Question: I work for a small financial service company. My bosses are a husband and wife team. They have very unconventional ways of operating their business and most of the time I find it quite refreshing. However, sometimes I miss the regimen of working for a large firm. How do I weigh the pros and cons?

Answer: Simple. Write down on a piece of paper what you like the most about working for a small business and what you like least. You'll be able to judge for yourself if one side outweighs the other.

But remember, even if you think you might enjoy working for a large corporation, don't ever underestimate the political problems you'll encounter there. Large corporations are often so political that it's almost impossible to get ahead or have your work be appreciated or even acknowledged.

Working for a small company is not only a great training ground for you as an employee, it can also help you become an entrepreneur yourself.

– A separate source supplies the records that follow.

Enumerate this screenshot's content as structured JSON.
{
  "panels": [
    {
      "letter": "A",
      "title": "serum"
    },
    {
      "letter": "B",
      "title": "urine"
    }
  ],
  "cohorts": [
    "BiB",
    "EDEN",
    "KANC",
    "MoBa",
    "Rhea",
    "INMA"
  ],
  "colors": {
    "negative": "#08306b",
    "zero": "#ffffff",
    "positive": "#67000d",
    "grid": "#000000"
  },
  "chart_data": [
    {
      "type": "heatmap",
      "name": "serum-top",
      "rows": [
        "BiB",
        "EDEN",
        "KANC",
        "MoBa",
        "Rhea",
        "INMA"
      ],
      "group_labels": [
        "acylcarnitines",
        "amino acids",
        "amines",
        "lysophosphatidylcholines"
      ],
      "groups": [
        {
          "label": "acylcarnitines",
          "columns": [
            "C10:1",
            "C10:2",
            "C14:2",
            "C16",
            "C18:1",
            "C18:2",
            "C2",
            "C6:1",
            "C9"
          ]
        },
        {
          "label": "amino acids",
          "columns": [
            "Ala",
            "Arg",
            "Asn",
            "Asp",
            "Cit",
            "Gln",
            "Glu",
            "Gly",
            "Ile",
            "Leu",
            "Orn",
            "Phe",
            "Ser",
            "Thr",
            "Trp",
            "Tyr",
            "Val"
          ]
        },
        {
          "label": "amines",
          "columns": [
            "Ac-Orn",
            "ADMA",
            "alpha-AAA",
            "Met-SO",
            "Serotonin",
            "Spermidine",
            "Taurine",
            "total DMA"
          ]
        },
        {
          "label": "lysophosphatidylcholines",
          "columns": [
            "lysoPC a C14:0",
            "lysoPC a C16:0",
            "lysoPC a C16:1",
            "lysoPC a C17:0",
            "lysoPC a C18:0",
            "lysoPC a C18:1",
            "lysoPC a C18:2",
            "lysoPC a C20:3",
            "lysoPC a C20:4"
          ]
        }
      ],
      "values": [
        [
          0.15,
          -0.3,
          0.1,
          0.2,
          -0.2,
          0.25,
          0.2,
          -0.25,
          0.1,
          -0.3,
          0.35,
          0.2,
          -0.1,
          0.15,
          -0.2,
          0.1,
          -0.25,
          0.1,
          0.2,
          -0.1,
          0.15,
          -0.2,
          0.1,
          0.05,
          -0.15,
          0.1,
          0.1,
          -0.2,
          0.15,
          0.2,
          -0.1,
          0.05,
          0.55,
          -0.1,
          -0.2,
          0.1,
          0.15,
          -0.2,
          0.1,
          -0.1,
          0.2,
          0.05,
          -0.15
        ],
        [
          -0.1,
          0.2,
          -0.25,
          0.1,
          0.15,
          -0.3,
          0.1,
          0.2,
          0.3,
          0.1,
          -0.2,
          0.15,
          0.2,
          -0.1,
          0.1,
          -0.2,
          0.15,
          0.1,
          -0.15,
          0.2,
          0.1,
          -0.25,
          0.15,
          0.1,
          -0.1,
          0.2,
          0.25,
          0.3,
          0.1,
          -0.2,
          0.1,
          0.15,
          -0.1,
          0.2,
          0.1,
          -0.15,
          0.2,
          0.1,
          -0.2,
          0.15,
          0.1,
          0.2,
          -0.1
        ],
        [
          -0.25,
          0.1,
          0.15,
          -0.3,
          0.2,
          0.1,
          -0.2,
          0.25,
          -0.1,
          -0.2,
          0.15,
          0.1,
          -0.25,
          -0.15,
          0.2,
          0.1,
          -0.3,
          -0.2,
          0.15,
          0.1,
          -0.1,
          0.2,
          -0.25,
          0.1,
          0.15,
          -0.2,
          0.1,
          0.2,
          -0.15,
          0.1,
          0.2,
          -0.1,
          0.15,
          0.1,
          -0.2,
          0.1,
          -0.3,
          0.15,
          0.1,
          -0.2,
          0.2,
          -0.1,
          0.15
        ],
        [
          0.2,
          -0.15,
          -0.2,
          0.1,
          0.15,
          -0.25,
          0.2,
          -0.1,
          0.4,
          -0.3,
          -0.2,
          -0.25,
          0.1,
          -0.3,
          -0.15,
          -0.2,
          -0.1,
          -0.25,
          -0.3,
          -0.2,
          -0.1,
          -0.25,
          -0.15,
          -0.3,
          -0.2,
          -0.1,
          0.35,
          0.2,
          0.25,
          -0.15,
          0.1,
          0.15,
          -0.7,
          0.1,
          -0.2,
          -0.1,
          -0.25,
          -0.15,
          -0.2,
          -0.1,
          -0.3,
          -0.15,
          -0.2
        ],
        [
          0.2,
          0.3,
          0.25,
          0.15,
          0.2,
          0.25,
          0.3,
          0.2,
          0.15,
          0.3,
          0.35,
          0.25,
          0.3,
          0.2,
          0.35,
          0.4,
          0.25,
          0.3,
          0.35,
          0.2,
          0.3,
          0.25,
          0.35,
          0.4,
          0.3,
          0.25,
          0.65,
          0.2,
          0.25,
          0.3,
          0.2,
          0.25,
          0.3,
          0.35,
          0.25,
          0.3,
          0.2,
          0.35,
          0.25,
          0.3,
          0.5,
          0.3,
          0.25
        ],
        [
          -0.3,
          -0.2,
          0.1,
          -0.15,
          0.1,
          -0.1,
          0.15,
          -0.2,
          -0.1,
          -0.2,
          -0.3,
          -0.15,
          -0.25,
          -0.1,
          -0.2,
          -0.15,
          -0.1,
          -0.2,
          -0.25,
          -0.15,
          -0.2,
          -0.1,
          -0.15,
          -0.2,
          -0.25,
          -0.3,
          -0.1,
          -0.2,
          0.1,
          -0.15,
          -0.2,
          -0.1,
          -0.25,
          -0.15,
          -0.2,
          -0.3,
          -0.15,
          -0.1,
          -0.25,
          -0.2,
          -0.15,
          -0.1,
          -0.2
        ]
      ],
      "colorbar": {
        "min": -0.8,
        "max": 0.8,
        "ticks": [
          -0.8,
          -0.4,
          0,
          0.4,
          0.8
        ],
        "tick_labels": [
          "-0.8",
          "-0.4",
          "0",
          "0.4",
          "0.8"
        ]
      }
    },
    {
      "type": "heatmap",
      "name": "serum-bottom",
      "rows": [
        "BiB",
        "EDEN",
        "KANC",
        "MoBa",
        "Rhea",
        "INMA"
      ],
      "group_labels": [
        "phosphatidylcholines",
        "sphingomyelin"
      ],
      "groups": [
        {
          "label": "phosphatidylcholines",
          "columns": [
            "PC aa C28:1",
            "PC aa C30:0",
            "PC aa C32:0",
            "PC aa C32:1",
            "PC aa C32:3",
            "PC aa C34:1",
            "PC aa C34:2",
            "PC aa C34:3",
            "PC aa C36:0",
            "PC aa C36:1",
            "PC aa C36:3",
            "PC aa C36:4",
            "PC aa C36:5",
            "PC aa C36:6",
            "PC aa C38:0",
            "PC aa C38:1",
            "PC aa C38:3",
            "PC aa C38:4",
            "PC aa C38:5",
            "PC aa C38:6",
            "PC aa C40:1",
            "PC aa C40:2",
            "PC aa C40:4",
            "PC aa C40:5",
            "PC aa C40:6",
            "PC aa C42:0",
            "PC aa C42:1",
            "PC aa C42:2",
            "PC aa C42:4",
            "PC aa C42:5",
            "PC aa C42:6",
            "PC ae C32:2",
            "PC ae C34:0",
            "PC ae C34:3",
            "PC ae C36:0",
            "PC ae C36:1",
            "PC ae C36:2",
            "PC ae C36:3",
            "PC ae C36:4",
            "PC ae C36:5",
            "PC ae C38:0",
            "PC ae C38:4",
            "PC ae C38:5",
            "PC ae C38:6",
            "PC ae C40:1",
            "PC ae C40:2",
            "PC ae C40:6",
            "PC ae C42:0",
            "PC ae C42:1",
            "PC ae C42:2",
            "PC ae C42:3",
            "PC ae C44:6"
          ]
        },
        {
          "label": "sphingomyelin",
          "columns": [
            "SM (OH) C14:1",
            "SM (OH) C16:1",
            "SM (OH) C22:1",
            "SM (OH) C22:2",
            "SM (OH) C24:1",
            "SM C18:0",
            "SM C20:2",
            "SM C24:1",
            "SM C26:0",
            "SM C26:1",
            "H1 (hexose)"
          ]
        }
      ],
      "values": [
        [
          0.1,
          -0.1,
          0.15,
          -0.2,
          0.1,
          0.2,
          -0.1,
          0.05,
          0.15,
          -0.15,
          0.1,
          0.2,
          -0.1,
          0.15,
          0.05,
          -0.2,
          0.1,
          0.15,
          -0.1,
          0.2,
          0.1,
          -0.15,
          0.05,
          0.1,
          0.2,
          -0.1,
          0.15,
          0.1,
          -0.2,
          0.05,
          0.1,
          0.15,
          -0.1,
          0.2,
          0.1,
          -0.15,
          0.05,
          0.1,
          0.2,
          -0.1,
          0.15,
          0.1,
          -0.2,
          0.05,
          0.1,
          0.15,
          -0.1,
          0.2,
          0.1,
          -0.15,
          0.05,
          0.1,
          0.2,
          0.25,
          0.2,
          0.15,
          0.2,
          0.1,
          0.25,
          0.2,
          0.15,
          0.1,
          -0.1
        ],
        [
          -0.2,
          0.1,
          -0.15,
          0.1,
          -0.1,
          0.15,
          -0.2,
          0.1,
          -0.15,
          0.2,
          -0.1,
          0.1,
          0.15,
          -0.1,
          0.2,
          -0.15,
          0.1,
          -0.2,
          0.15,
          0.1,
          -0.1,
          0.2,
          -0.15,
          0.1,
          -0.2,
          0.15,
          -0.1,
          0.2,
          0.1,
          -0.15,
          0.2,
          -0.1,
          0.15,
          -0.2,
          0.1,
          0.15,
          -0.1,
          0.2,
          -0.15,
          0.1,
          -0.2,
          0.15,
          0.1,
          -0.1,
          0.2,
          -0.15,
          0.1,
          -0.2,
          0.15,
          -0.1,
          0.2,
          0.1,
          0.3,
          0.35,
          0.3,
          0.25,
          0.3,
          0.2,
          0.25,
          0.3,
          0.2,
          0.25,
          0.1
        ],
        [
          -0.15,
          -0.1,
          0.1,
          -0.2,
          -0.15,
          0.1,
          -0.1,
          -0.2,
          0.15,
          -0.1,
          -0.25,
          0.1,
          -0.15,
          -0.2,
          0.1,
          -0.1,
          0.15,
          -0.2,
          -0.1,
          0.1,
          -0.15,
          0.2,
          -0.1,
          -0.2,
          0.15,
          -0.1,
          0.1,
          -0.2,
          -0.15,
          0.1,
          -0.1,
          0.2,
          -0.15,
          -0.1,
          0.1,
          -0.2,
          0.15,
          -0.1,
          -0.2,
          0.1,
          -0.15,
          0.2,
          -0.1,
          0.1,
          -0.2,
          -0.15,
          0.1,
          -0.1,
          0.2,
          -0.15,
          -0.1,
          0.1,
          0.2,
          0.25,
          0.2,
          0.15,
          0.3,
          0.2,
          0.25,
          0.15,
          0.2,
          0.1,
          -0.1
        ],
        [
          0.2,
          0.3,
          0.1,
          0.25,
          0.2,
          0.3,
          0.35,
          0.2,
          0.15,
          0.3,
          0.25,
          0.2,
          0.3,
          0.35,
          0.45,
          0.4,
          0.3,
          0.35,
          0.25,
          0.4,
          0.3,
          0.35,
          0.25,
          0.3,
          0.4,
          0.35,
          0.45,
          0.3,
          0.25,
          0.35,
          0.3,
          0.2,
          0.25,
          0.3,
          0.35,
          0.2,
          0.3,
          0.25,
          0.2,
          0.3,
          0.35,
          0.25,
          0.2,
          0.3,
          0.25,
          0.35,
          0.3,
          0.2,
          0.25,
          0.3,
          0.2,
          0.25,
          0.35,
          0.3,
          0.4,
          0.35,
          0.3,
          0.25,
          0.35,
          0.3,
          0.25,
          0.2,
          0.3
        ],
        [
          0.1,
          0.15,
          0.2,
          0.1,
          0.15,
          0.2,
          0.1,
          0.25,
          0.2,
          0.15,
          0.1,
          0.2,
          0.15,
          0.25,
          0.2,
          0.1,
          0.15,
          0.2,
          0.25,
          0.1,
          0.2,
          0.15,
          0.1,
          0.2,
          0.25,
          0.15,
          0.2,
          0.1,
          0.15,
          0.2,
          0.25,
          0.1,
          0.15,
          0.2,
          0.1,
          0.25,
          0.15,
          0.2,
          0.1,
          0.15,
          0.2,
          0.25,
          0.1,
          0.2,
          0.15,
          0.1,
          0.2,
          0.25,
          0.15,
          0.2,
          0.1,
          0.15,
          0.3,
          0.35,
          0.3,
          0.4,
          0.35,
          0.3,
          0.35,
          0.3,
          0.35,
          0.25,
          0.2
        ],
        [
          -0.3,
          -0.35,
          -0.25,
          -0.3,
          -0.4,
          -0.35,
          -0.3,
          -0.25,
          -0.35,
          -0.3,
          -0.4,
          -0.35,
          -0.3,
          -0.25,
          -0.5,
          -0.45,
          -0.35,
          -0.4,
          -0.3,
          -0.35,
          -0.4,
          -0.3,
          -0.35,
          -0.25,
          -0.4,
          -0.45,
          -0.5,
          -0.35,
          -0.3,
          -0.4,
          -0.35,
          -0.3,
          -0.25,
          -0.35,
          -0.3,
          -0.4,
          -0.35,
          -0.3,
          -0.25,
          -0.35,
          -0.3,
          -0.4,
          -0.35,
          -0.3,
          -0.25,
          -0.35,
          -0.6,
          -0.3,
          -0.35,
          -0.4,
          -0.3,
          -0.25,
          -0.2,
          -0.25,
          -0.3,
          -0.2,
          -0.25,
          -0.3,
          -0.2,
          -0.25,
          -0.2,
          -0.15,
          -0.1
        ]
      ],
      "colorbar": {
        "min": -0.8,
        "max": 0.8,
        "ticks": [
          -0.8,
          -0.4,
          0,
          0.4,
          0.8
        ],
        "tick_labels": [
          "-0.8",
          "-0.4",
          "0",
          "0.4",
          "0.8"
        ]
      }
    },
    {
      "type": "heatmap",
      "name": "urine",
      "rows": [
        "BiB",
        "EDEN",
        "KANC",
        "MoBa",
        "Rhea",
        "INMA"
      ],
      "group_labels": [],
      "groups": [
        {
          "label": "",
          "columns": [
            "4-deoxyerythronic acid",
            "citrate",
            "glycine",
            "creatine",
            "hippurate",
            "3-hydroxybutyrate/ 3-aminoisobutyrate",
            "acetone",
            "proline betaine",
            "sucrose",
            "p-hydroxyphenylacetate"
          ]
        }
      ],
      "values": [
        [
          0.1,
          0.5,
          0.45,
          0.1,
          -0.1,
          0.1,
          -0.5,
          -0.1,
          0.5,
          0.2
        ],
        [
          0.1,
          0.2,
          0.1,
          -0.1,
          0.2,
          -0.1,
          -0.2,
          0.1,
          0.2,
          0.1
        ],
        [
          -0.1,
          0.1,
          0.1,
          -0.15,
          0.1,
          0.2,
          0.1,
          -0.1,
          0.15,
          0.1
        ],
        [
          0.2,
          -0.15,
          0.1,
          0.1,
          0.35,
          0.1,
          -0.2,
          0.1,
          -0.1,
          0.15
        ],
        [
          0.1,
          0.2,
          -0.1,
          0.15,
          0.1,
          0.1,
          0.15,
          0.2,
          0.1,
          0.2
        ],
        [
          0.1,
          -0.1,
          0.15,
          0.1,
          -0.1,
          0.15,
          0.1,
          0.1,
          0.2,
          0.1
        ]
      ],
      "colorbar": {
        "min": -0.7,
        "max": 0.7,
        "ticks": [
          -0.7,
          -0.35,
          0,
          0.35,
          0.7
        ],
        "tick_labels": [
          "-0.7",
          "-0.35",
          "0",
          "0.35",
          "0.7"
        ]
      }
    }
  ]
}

So don't ever underestimate the value of working with unconventional methods in many cases throughout history, it's the unconventional that becomes the accepted way of thinking for the next generation.

Q: My partners and I have run a construction business in the Los Angeles area for more than 15 years. When we first opened shop, we used to get a lot of business from the government. During the last few years it has gotten more difficult. Is there any relief in sight?

A: President Clinton (if he's still in office by the end of this year) has been preaching "mend it, don't end it," as it relates to affirmative action. Along those lines, he is instituting new federal procurement procedures intended to ensure that owners of smaller, disadvantaged businesses (SDBs) can effectively compete for government contracts.

That by no means will guarantee that you'll get one; it will simply ensure that you can get back into the game. Of course, if you're not economically or socially disadvantaged (defined in this case as being Asian American, African American, Latino or American Indian), you will have to submit an application to a regional SBA office describing how you might have been discriminated against in the past.

The change will be effective as of Oct. 1, and will affect an estimated 30,000 small businesses nationwide by the end of the first year. Government contracts given to SDBs account for about $11 billion in business; less than half that amount will be directly impacted by the new rules.